Not that I even think of it at all, come to think of it. To tell the truth, I've long since regarded such things as more or less inevitable, particularly at three in the morning. There is, quite naturally, the perambulator to consider, and the smallness of you tumbling out of time so long ago, it might as well have been yesterday, for what that means... That sort of set-up can make you emotional.
But my ways are logic, lately. I tell myself you are happy with your gift.
I see you, there much pleasure in your flute, fashioned from a branch, and you are dancing! Dancing to your self! You are merry, and you are grateful for that tree. I don't think you are lonely, not especially.
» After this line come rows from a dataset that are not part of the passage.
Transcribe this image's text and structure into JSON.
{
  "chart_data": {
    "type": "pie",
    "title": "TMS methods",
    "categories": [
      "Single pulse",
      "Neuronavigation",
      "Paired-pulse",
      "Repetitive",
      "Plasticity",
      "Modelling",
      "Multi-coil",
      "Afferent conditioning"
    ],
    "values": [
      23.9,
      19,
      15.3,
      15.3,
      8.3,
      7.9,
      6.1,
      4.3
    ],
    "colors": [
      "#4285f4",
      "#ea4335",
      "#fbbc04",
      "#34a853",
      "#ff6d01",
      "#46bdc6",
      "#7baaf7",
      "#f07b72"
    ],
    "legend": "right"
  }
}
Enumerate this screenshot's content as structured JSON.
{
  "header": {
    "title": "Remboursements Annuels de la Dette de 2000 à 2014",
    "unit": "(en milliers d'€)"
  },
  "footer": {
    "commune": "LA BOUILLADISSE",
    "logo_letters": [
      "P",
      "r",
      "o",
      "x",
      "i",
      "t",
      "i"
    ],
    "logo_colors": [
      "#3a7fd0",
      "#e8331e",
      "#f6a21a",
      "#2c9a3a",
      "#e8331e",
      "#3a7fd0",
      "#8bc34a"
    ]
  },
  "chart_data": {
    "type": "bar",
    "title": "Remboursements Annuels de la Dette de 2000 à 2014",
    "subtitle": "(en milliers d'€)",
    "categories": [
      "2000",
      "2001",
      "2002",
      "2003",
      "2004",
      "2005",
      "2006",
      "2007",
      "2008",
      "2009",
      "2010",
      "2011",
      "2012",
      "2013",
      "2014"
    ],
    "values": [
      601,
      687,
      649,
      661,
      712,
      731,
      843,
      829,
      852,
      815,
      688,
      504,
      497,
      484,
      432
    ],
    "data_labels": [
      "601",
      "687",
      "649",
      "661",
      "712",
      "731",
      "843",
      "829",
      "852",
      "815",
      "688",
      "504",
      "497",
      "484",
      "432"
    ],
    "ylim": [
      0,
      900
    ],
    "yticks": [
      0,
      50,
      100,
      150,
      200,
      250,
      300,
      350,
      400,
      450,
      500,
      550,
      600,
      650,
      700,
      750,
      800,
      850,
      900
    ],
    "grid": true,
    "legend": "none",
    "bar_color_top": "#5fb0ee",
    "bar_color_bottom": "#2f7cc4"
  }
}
Truly—I don't. You have company.
I don't think you give much thought to it, quite honestly. Still, I ponder the story, its radical departure. Maybe someone is sleeping on the job. I've thought of that. A lacuna in my heart, this morning night. The boys stay lost, but not really, not really when you come to think of it, which mostly I do not. It's just that it's three in the night of morning, and I do that hauntological thing with the pages. I guess this is what happens when you get to my age.
Not that I miss you. Not even, Slightly.
Something strange happens to time when you get older. Over the past few days, it’s dawned on me that Roddy Lumsden has been dead six years this coming January. A poem I wrote about incorrigible Roddy—my early mentor, my friend, and then not my friend, but always my friend.